While Lee is working behind the scenes to address historical invisibility, she is becoming more and more visible in front of the camera. She appeared recently in Leslye Headland’s cult hit Russian Doll as a bohemian friend throwing Natasha Lyonne a birthday party (over, and over and over). Because of the cyclical conceit of the show, viewers hear Lee coo the line “Sweet Birthday Baby!” at the top of almost every episode. Now, people regularly bark the line at her on the street.
“That’s a new thing,” she says, as we finish our last bites of toast slathered in tahini and berry jam. “I feel like I’ve been doing this for a long time, but I’ve never had a catchphrase.”
While Lee feels more or less indifferent about becoming a meme, she says her three-year-old son, Apollo, gets a kick out of it. “He’s a very exuberant chatty fellow,” she says. “And he likes to point out all the time that it’s not Mommy’s birthday.” Apollo is big brother to Raphael, who was born just last year.

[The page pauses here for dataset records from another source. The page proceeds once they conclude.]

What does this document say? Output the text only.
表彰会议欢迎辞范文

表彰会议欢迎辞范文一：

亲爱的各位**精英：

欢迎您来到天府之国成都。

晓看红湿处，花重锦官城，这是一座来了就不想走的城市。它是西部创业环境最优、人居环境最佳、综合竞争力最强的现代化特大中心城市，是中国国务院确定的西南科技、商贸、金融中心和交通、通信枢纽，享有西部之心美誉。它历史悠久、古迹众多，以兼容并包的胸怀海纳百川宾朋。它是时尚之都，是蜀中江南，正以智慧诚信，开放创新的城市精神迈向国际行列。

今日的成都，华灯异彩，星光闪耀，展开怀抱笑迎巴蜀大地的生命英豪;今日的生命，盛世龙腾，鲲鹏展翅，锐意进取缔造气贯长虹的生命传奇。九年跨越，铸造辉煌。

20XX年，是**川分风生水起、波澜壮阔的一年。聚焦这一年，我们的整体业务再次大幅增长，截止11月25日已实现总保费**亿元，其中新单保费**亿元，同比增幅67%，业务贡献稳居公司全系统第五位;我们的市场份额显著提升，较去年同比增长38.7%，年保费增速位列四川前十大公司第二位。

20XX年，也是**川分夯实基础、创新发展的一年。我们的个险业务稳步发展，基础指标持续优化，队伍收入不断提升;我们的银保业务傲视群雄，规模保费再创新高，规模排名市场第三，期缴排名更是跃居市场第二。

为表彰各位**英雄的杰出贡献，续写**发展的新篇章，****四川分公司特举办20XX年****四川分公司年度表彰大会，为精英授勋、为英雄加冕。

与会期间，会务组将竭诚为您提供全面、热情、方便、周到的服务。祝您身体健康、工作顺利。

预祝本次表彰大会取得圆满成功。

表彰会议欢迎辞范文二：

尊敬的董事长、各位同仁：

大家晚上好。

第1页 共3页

At the moment, Lee’s life feels like a delicate balancing act. She’s trying to juggle a family (she’s one of the only people she knows with two kids under five), a New York apartment (she still doesn’t want to move back to LA, though she realizes it’s probably inevitable), an acting career (she’ll be in Russian Doll’s top-secret second season) and the chance to shepherd to the screen the sort of stories she never saw growing up. “I think that the trick of being a ‘modern woman’ is like ‘You have the privilege to be stretched incredibly thin,’” she says, slurping down a second cup of coffee.

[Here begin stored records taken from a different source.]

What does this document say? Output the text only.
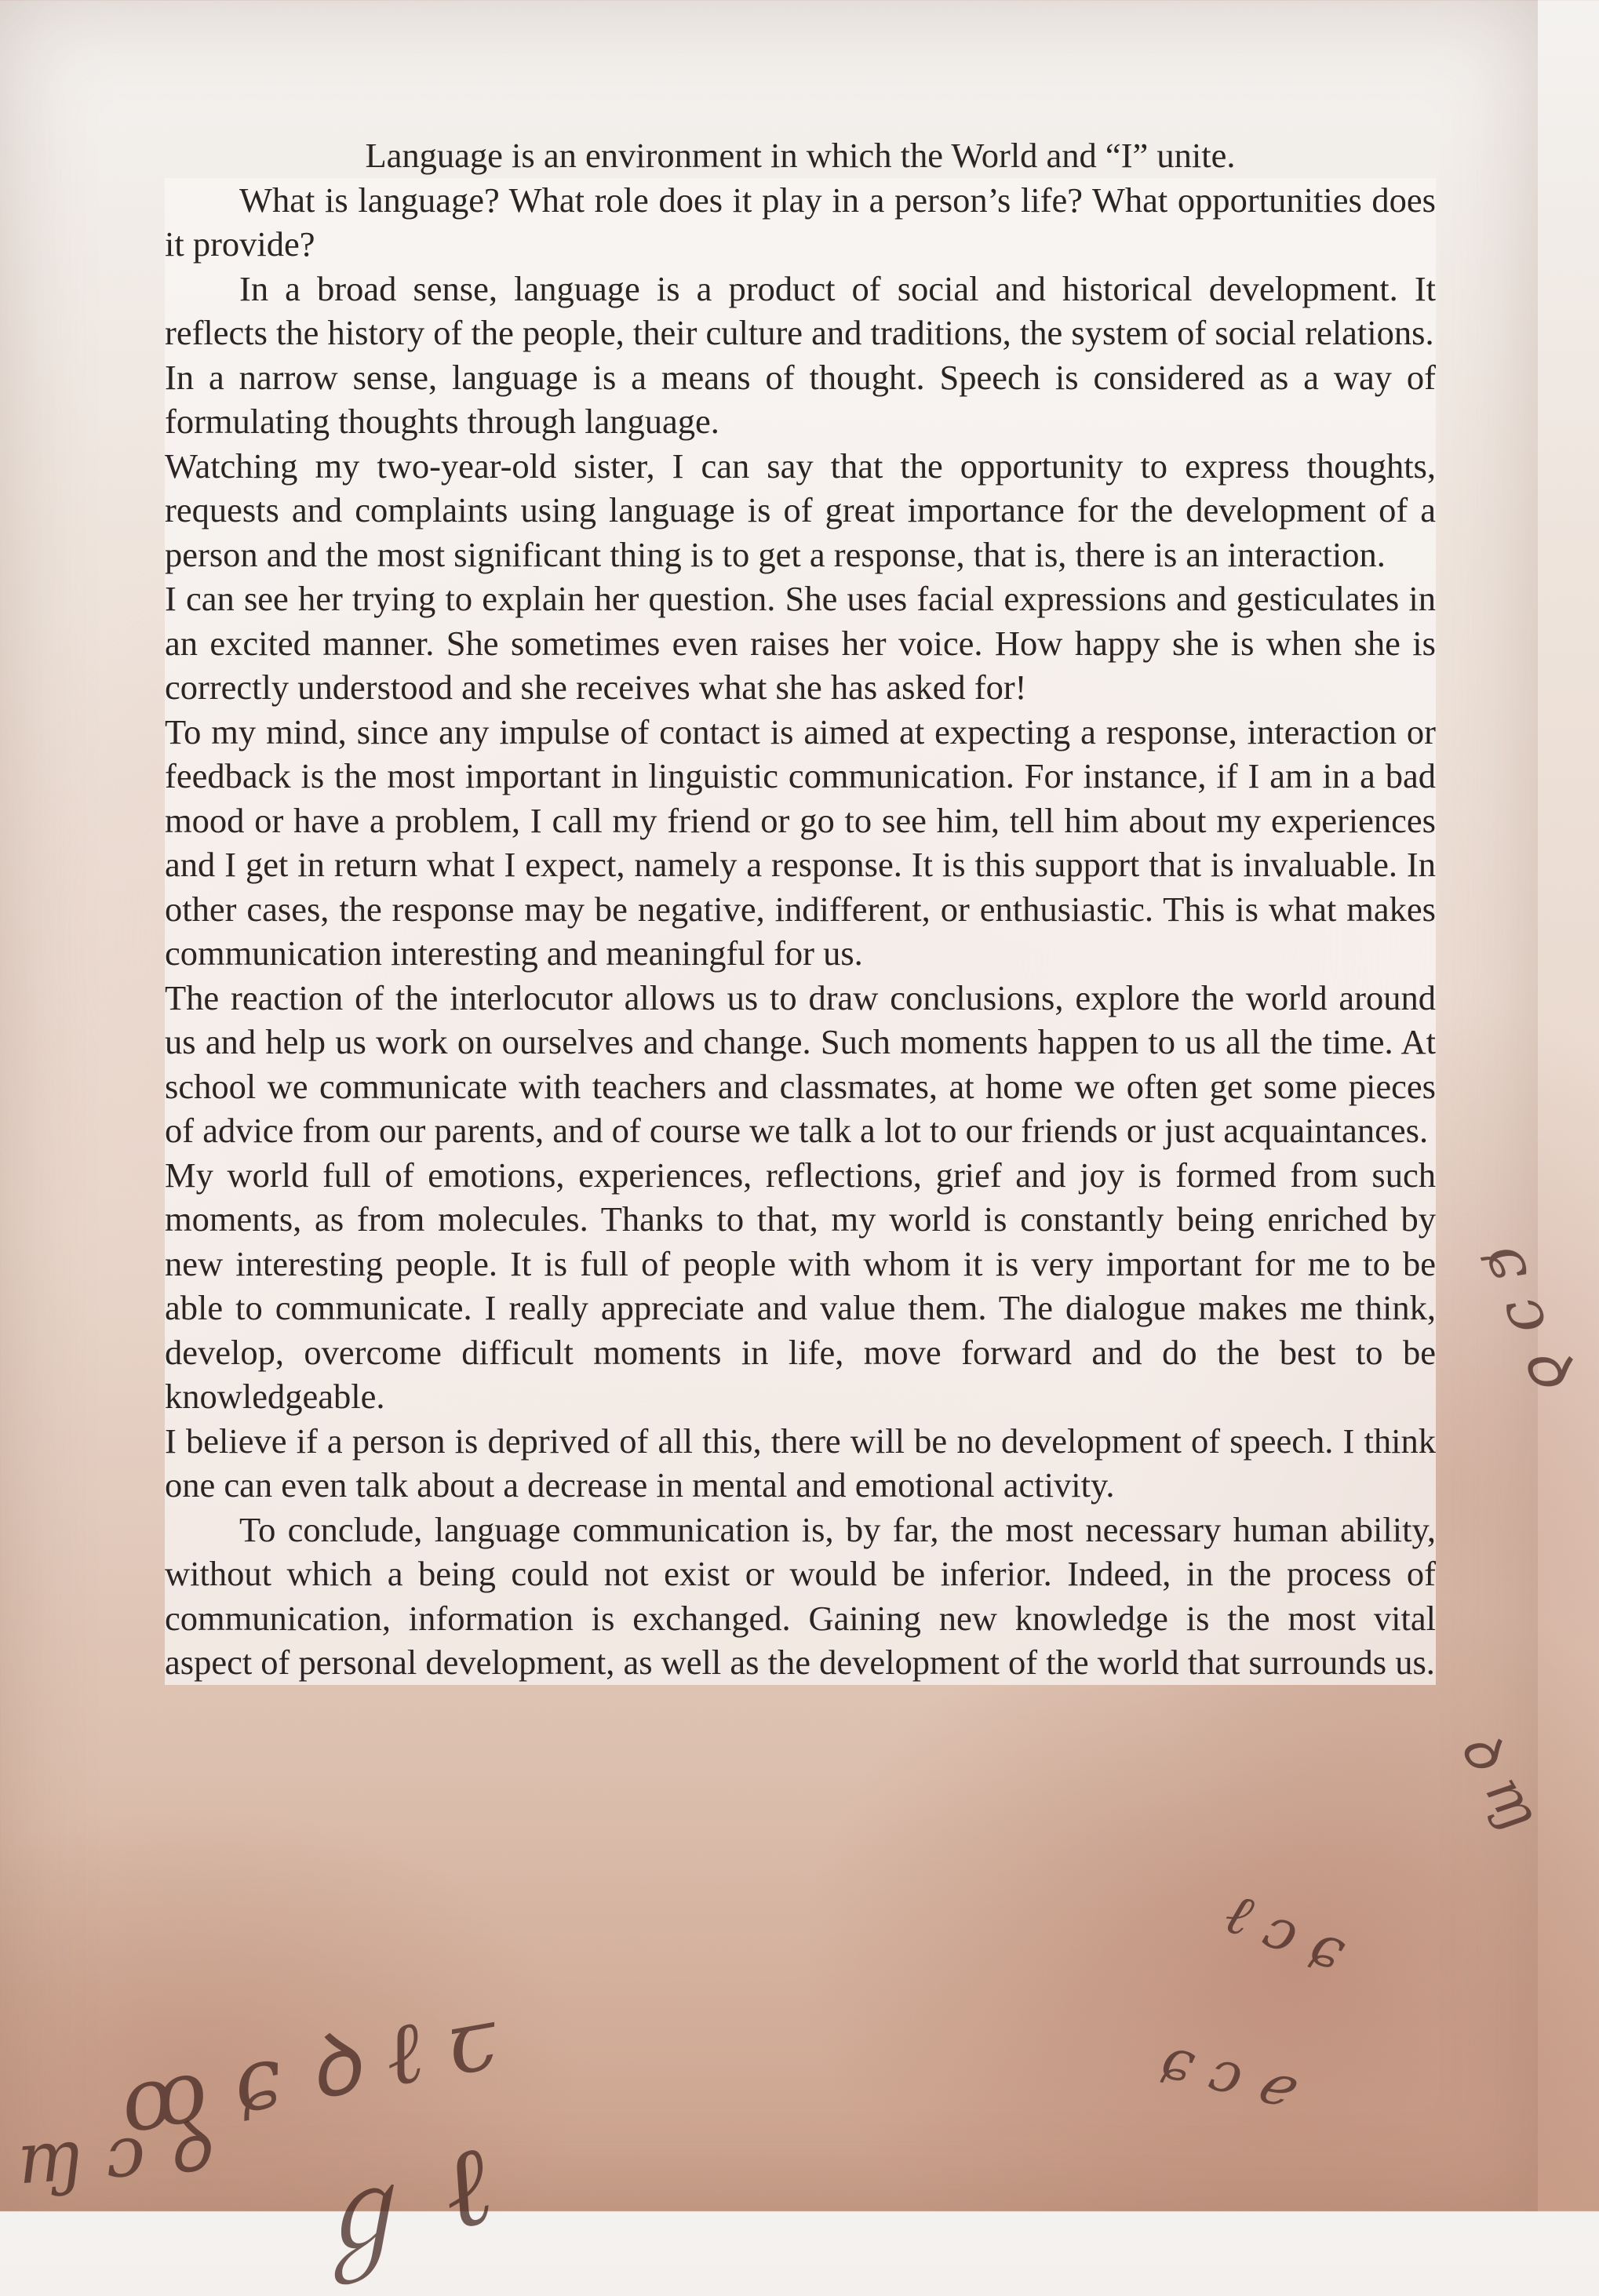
ꝏ ɕ ꝺ ℓ ꞇ
ɱ ɔ ꝺ ℊ ℓ
ℓ ɔ ɕ
ɕ ɔ ℯ
ɕ ɔ ꝺ
ꝺ ɱ

Language is an environment in which the World and “I” unite.

What is language? What role does it play in a person’s life? What opportunities does it provide?

In a broad sense, language is a product of social and historical development. It reflects the history of the people, their culture and traditions, the system of social relations.

In a narrow sense, language is a means of thought. Speech is considered as a way of formulating thoughts through language.

Watching my two-year-old sister, I can say that the opportunity to express thoughts, requests and complaints using language is of great importance for the development of a person and the most significant thing is to get a response, that is, there is an interaction.

I can see her trying to explain her question. She uses facial expressions and gesticulates in an excited manner. She sometimes even raises her voice. How happy she is when she is correctly understood and she receives what she has asked for!

To my mind, since any impulse of contact is aimed at expecting a response, interaction or feedback is the most important in linguistic communication. For instance, if I am in a bad mood or have a problem, I call my friend or go to see him, tell him about my experiences and I get in return what I expect, namely a response. It is this support that is invaluable. In other cases, the response may be negative, indifferent, or enthusiastic. This is what makes communication interesting and meaningful for us.

The reaction of the interlocutor allows us to draw conclusions, explore the world around us and help us work on ourselves and change. Such moments happen to us all the time. At school we communicate with teachers and classmates, at home we often get some pieces of advice from our parents, and of course we talk a lot to our friends or just acquaintances.

My world full of emotions, experiences, reflections, grief and joy is formed from such moments, as from molecules. Thanks to that, my world is constantly being enriched by new interesting people. It is full of people with whom it is very important for me to be able to communicate. I really appreciate and value them. The dialogue makes me think, develop, overcome difficult moments in life, move forward and do the best to be knowledgeable.

I believe if a person is deprived of all this, there will be no development of speech. I think one can even talk about a decrease in mental and emotional activity.

To conclude, language communication is, by far, the most necessary human ability, without which a being could not exist or would be inferior. Indeed, in the process of communication, information is exchanged. Gaining new knowledge is the most vital aspect of personal development, as well as the development of the world that surrounds us.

After we meet, Lee has to run to Brooklyn to go to couples therapy with her husband (they are doing great, they just go for maintenance), then pick up Apollo and Raphael (“my children for better or for worse are undeniably 98% of my existence right now”), then go over Koreatown scripts, then prepare to fly to Europe to film a new television show that she can’t yet discuss. It’s a jam-packed life, but she is far happier having too much work to do than she was serving ramen, daydreaming about someone writing a good part for her. One day, she simply got angry enough, and tired enough of waiting around, to write her own dream role. And now, she’ll be able to create similar opportunities for other women like herself. She no longer needs to fantasize about becoming the Korean Natalie Portman of her generation; she’s her generation’s one and only Greta Lee.